BROOKSVILLE - President Obama this week is pitching his $827 billion economic stimulus package to the masses.

But today, Hernando County Commissioner Jim Adkins will tout a stimulus plan of his own before his colleagues on the board. Only this one is tailored to meet the specific needs of Hernando County, he said.

"I think government needs to step in and do what it can to help out the economy," Adkins added.

To that end, Adkins said he enlisted the help of civic activist and local homebuilder Blaise Ingoglia to craft a three-pronged "Comprehensive Plan for Recovery," to be formally unveiled at today's land use hearing, which begins at 9 a.m. at the Hernando County Government Center, 20 North Main St. in downtown Brooksville.

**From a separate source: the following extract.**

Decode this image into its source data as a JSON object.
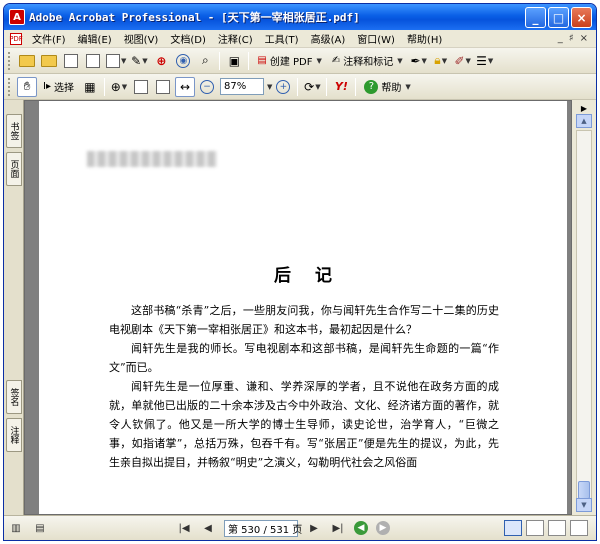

The plan focuses on three areas: reducing the number of foreclosures on the market, assisting first-time homebuyers and stimulating local business.

Adkins said he recruited Ingoglia to write it because of his knowledge in the building and construction trades and contacts in the finance world.

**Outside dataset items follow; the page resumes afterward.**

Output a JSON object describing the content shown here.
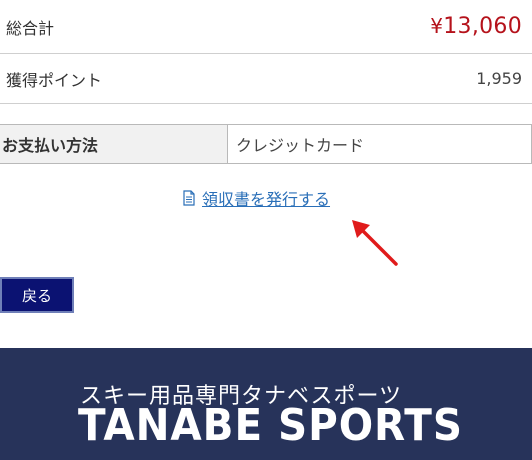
{
  "summary": {
    "total_label": "総合計",
    "total_currency": "¥",
    "total_value": "13,060",
    "points_label": "獲得ポイント",
    "points_value": "1,959"
  },
  "payment": {
    "header": "お支払い方法",
    "value": "クレジットカード"
  },
  "receipt": {
    "link_label": "領収書を発行する",
    "icon": "document-icon"
  },
  "actions": {
    "back_label": "戻る"
  },
  "footer": {
    "tagline": "スキー用品専門タナベスポーツ",
    "logo_text": "TANABE SPORTS"
  },
  "colors": {
    "total_red": "#b5121b",
    "link_blue": "#2a6fb8",
    "back_button": "#0b1272",
    "footer_bg": "#27335a",
    "annotation_arrow": "#e01b1b"
  }
}
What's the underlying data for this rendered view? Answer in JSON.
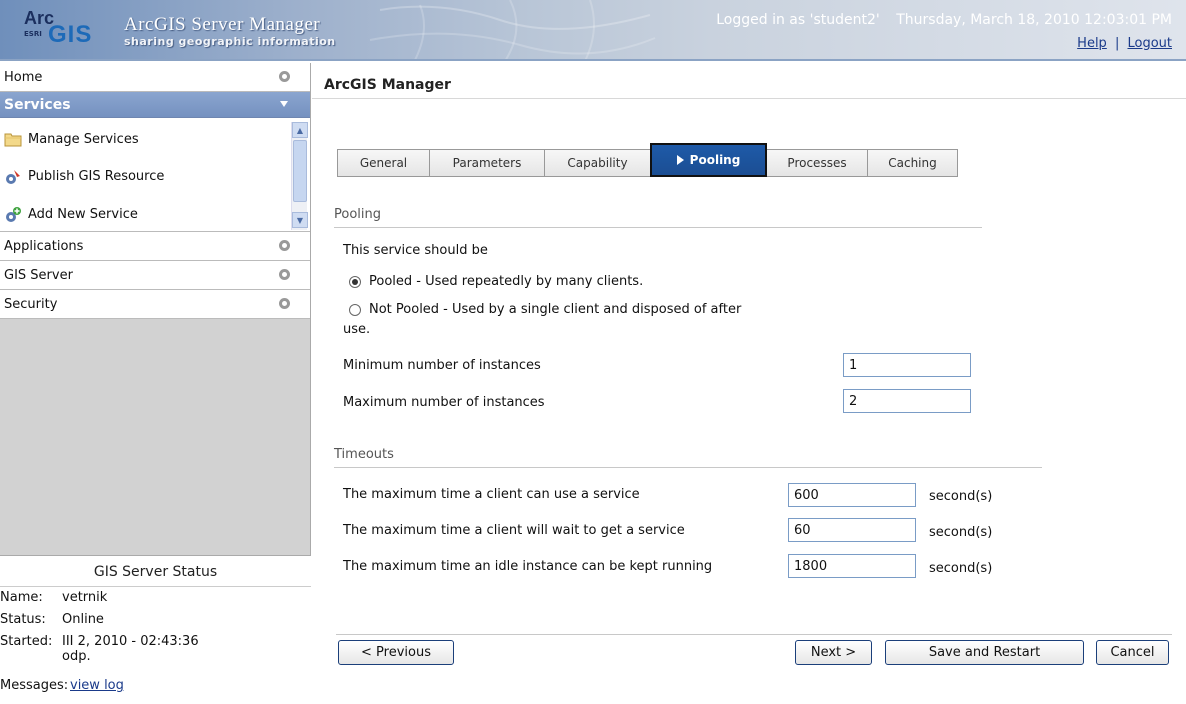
{
  "header": {
    "logo_arc": "Arc",
    "logo_gis": "GIS",
    "logo_esri": "ESRI",
    "app_title": "ArcGIS Server Manager",
    "app_subtitle": "sharing geographic information",
    "logged_in": "Logged in as 'student2'",
    "datetime": "Thursday, March 18, 2010 12:03:01 PM",
    "help_link": "Help",
    "separator": "|",
    "logout_link": "Logout"
  },
  "sidebar": {
    "home": "Home",
    "services": "Services",
    "services_items": [
      "Manage Services",
      "Publish GIS Resource",
      "Add New Service"
    ],
    "applications": "Applications",
    "gis_server": "GIS Server",
    "security": "Security",
    "status": {
      "title": "GIS Server Status",
      "name_label": "Name:",
      "name_value": "vetrnik",
      "status_label": "Status:",
      "status_value": "Online",
      "started_label": "Started:",
      "started_value_line1": "III 2, 2010 - 02:43:36",
      "started_value_line2": "odp.",
      "messages_label": "Messages:",
      "messages_link": "view log"
    }
  },
  "main": {
    "title": "ArcGIS Manager",
    "tabs": [
      {
        "label": "General",
        "active": false
      },
      {
        "label": "Parameters",
        "active": false
      },
      {
        "label": "Capability",
        "active": false
      },
      {
        "label": "Pooling",
        "active": true
      },
      {
        "label": "Processes",
        "active": false
      },
      {
        "label": "Caching",
        "active": false
      }
    ],
    "pooling": {
      "section": "Pooling",
      "intro": "This service should be",
      "option_pooled": "Pooled - Used repeatedly by many clients.",
      "option_not_pooled_line1": "Not Pooled - Used by a single client and disposed of after",
      "option_not_pooled_line2": "use.",
      "selected": "pooled",
      "min_label": "Minimum number of instances",
      "min_value": "1",
      "max_label": "Maximum number of instances",
      "max_value": "2"
    },
    "timeouts": {
      "section": "Timeouts",
      "use_label": "The maximum time a client can use a service",
      "use_value": "600",
      "wait_label": "The maximum time a client will wait to get a service",
      "wait_value": "60",
      "idle_label": "The maximum time an idle instance can be kept running",
      "idle_value": "1800",
      "unit": "second(s)"
    },
    "buttons": {
      "previous": "< Previous",
      "next": "Next >",
      "save_restart": "Save and Restart",
      "cancel": "Cancel"
    }
  },
  "colors": {
    "services_header": "#7f9bc8",
    "active_tab": "#1e5aa8",
    "sidebar_bg": "#d2d2d2",
    "link": "#1a3a8a"
  }
}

Adkins said this recovery plan is a work in progress and believes the final shape will change after lengthy debate among staff members, board members and the public.

Adkins said he has run the plan by builders and Realtors and the majority are on board with it.

Cost: $2.5 Million

The Adkins-Ingoglia plan would require the county to take $2.5 million out of the general fund reserves. The first phase lasts 12 months and sets aside $1.25 million to issue grants to potential homebuyers as an incentive to buy foreclosed properties.

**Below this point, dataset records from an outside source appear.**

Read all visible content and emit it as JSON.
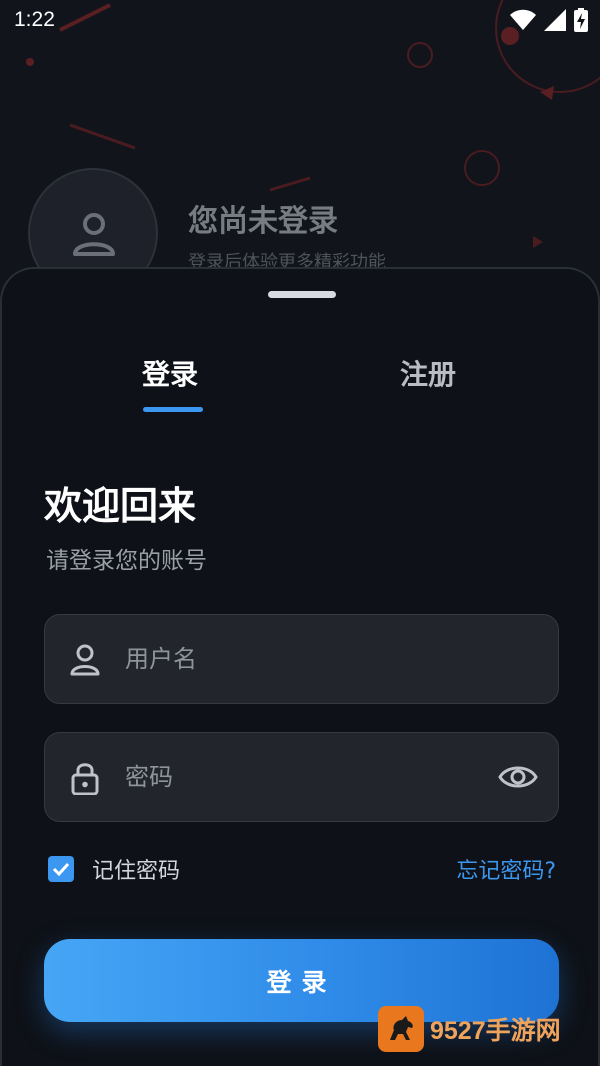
{
  "status_bar": {
    "time": "1:22",
    "icons": [
      "wifi-icon",
      "cellular-signal-icon",
      "battery-charging-icon"
    ]
  },
  "profile": {
    "title": "您尚未登录",
    "subtitle": "登录后体验更多精彩功能"
  },
  "tabs": [
    {
      "label": "登录",
      "active": true
    },
    {
      "label": "注册",
      "active": false
    }
  ],
  "welcome": {
    "title": "欢迎回来",
    "subtitle": "请登录您的账号"
  },
  "form": {
    "username": {
      "value": "",
      "placeholder": "用户名",
      "icon": "user-icon"
    },
    "password": {
      "value": "",
      "placeholder": "密码",
      "icon": "lock-icon",
      "toggle_icon": "eye-icon"
    },
    "remember": {
      "label": "记住密码",
      "checked": true
    },
    "forgot_label": "忘记密码?",
    "submit_label": "登录"
  },
  "watermark": {
    "text": "9527手游网"
  },
  "colors": {
    "accent": "#3b97f0",
    "background": "#0e1117",
    "field": "#22252c"
  }
}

After the purchase, the homebuyers would submit the paperwork to the county for an "Economic Stimulus Grant" (ESG). To qualify for an ESG, they would have to meet these criteria:

•Purchase a foreclosed property within county limits.

•The purchase price must be no more than $180,000.

•The property must be owner-occupied or a second home (no investors).

•The homebuyer must sign an affidavit not to sell the property within one year of purchase and sign a statement of good faith to spend the ESG money inside the county. The county would track that by issuing ESGs in the form of pre-paid debit or gift cards and not checks.

•The applicant cannot accept any money from the State Housing Initiatives Program (SHIP), Neighborhood Stabilization program (NSB) or any other down-payment assistance from non-profit organizations.

Nuts And Bolts

Once the county determines that eligibility requirements are met, it would issue the ESG to the homebuyer for whatever is lesser: 4 percent of the purchase price or $4,000.

For example, if the home costs $180,000, the ESG grant would be the lesser of $7,200 or $4,000 - so the latter number would apply.

For an $80,000 home, the ESG would be the lesser of $3,200 or $4,000 so the percentage amount applies.

When the amount of unused funds approaches $200,000, the plan calls for the county to issue press releases and notify the local board of Realtors and start an "ESG Funds Reservation Policy" so the remaining money is appropriated on a first-come, first-served basis to limit any potential duplication of funds.

The plan also allows the county to issue ESGs to first-time homebuyers who purchase a foreclosed home valued at $120,000 or less. The only difference is that the ESG for those applicants would be the lesser of 5 percent or $5,000.

Ingoglia said if the entire budget of $2.5 million is used under the ESG program - using an average grant of $3,500 to $4,500 - Hernando County "will potentially" be able to reduce the number of foreclosures on the market by 555 to 710 homes in one to two years.

The program also has the potential for reducing home inventory levels by about 21 percent and reducing foreclosure inventory levels by 42 percent, he said.

Ingoglia said he wrote the plan and ran it by Adkins. He also said he bounced the ideas in the plan by local business owners, builders, Realtors and county officials, including County Administrator David Hamilton and County Attorney Garth Coller.

"The great part about this plan is we're not waiting for the state and federal government to pull us out of recession," Ingoglia said. "We're doing it ourselves."

Ingoglia said the plan is broad-based to include all segments of the local economy.

Ingoglia said he didn't want to make the mistake of the federal government by issuing stimulus checks that were just deposited in local banks.

This plan forces people to spend the money, hopefully at local businesses, Ingoglia said.

"By giving the economic stimulus plan in the form of a debit card with a two-year expiration date, it forces people to go out and spend the money and the challenge is to get them to spend it locally," Ingoglia said.

This is where restaurants, doctors' offices and other local business will have to get creative and promote discounts for ESG recipients, Ingoglia said.

For example, a restaurant owner could offer to buy one meal and get the second free, or an orthodontist could cut the price of braces for ESG holders, he said.

Reaction

"I think it's a very interesting plan and it has some possibilities to put some of the trades to work and fixing up some of these foreclosures," said Dudley Hampton, president of the Hernando Builders Association.

Hampton said the plan shows "creative thinking."

Commissioner Rose Rocco called the plan "basically good" but believes phase one might have to start lower than the $1.25 million.

Rocco also wants to make sure this plan doesn't duplicate other stimulus plans available to county residents.